Laura’s portrait as the investigator’s main obsession. (Laura, 1944) |
Research working title: At Home in the Movies: Artificiality of Home in (Classic) Hollywood.
On this blog the main focus will be how the home is depicted in Hollywood during the golden years, either in films (The Wizard of Oz (1939), Laura (1944), Auntie Mame (1958), and many others) or in the lives of the stars.
How does the set design reflect the part the home or the house plays in the film and what techniques or tricks do they use to make the set look like it does? How do they make something so artificial look like a lived in home? Why should a character have a specific wallpaper in their house? Or how do they decide which flowers would suit the character?
Of course these homes were constructed for the film, but so were the off-screen personalities of these stars. As part of the Star System the film companies controlled the way the domestic lives of the stars were depicted to the public. The lives of the stars were literally as constructed as their onscreen characters and the sets the characters lived in. Can I also learn from —and use— the techniques the studios used to construct these stars?

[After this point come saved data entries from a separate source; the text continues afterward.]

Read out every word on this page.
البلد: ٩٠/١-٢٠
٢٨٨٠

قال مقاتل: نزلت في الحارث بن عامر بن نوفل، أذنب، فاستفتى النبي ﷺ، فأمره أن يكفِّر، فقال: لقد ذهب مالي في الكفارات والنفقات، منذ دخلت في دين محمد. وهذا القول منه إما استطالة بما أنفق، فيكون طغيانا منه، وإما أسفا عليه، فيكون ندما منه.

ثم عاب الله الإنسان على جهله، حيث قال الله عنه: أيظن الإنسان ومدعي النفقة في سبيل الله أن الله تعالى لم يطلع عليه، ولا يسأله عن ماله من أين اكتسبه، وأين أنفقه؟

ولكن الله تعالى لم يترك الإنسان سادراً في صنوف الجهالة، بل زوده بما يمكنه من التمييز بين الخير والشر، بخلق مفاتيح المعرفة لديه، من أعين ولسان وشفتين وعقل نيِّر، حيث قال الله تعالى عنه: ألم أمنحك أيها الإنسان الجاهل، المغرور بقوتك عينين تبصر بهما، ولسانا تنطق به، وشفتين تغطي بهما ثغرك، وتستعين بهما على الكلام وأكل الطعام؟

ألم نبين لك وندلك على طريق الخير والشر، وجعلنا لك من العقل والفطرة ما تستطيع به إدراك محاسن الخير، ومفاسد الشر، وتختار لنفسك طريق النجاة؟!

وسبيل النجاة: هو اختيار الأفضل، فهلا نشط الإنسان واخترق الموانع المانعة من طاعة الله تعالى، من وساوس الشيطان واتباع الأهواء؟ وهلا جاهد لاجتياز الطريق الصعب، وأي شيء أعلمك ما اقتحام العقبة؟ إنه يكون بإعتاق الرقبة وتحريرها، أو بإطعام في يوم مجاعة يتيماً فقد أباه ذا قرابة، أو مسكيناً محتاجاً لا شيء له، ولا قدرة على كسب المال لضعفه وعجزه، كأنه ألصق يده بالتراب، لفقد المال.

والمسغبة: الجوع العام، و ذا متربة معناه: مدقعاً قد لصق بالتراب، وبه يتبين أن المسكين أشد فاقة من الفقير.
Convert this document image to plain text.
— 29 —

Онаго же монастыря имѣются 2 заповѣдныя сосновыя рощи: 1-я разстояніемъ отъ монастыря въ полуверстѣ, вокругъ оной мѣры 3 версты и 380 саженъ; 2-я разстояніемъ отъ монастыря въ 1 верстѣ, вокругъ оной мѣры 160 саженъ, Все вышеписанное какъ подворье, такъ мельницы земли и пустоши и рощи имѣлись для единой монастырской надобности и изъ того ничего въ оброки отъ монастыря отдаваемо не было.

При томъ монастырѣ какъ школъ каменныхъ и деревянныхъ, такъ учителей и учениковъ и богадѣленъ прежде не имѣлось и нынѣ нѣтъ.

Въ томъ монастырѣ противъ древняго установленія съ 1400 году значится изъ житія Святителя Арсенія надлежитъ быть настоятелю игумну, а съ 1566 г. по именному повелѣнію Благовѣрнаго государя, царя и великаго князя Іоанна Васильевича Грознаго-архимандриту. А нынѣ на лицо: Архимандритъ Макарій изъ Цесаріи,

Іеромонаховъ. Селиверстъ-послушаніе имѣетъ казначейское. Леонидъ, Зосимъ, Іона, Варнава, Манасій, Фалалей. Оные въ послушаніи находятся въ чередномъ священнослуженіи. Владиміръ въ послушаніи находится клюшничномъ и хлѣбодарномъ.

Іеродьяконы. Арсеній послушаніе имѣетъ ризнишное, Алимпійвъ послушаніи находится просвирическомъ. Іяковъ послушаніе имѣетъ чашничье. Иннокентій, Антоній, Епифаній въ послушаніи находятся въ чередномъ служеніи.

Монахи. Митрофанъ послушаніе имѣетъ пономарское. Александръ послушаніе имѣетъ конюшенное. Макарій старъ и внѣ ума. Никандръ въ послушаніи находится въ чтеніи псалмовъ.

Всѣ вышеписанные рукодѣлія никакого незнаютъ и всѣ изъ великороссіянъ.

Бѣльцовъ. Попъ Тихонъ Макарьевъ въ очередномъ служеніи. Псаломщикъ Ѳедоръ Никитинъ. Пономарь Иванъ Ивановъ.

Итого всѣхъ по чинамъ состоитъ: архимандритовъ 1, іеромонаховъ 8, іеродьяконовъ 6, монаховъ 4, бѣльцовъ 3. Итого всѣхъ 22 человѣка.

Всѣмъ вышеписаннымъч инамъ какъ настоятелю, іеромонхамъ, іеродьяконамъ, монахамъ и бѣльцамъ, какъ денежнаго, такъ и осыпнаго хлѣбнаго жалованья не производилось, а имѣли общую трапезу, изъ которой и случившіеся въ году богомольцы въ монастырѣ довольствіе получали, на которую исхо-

This research is part of an artistic project about artificially creating domestic traces, but I won't go in details about that. Not yet, at least.

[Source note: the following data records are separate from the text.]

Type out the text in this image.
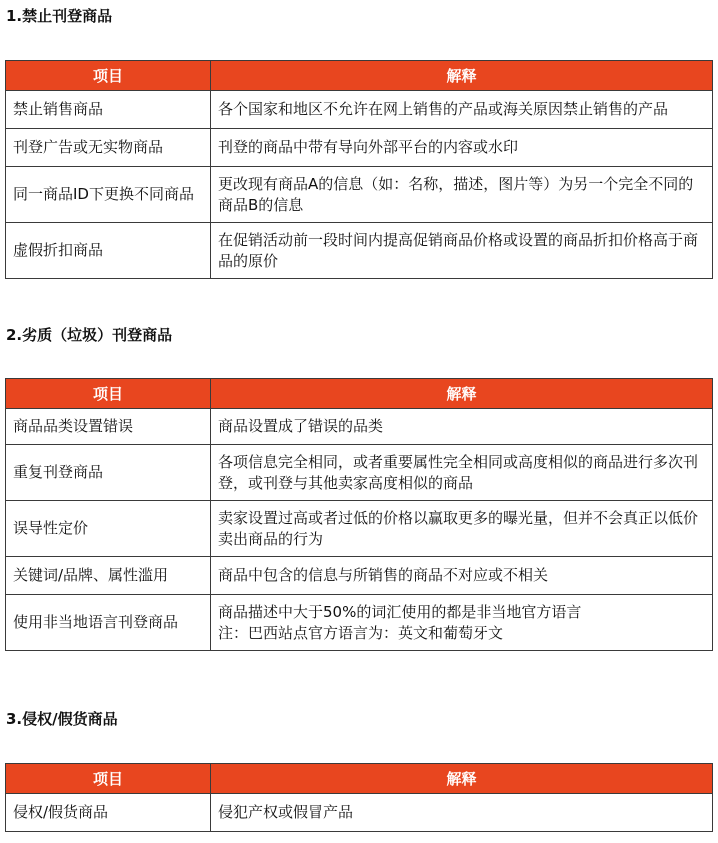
1.禁止刊登商品
项目	解释
禁止销售商品	各个国家和地区不允许在网上销售的产品或海关原因禁止销售的产品
刊登广告或无实物商品	刊登的商品中带有导向外部平台的内容或水印
同一商品ID下更换不同商品	更改现有商品A的信息（如：名称，描述，图片等）为另一个完全不同的商品B的信息
虚假折扣商品	在促销活动前一段时间内提高促销商品价格或设置的商品折扣价格高于商品的原价
2.劣质（垃圾）刊登商品
项目	解释
商品品类设置错误	商品设置成了错误的品类
重复刊登商品	各项信息完全相同，或者重要属性完全相同或高度相似的商品进行多次刊登，或刊登与其他卖家高度相似的商品
误导性定价	卖家设置过高或者过低的价格以赢取更多的曝光量，但并不会真正以低价卖出商品的行为
关键词/品牌、属性滥用	商品中包含的信息与所销售的商品不对应或不相关
使用非当地语言刊登商品	商品描述中大于50%的词汇使用的都是非当地官方语言
注：巴西站点官方语言为：英文和葡萄牙文
3.侵权/假货商品
项目	解释
侵权/假货商品	侵犯产权或假冒产品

Please don't shy away from comments, for they can be highly educational to me and thus will be appreciated very much.
The next post will be about the presence of Rebecca through her monograms in Rebecca (1940) directed by Alfred Hitchcock and starring Joan Fontaine and Laurence Olivier. It will be published Thursday January 7.
* The title of this post is part of a quote by Grace Kelly that goes:
Hollywood amuses me. Holier-than-thou for the public and unholier-than-the-devil in reality.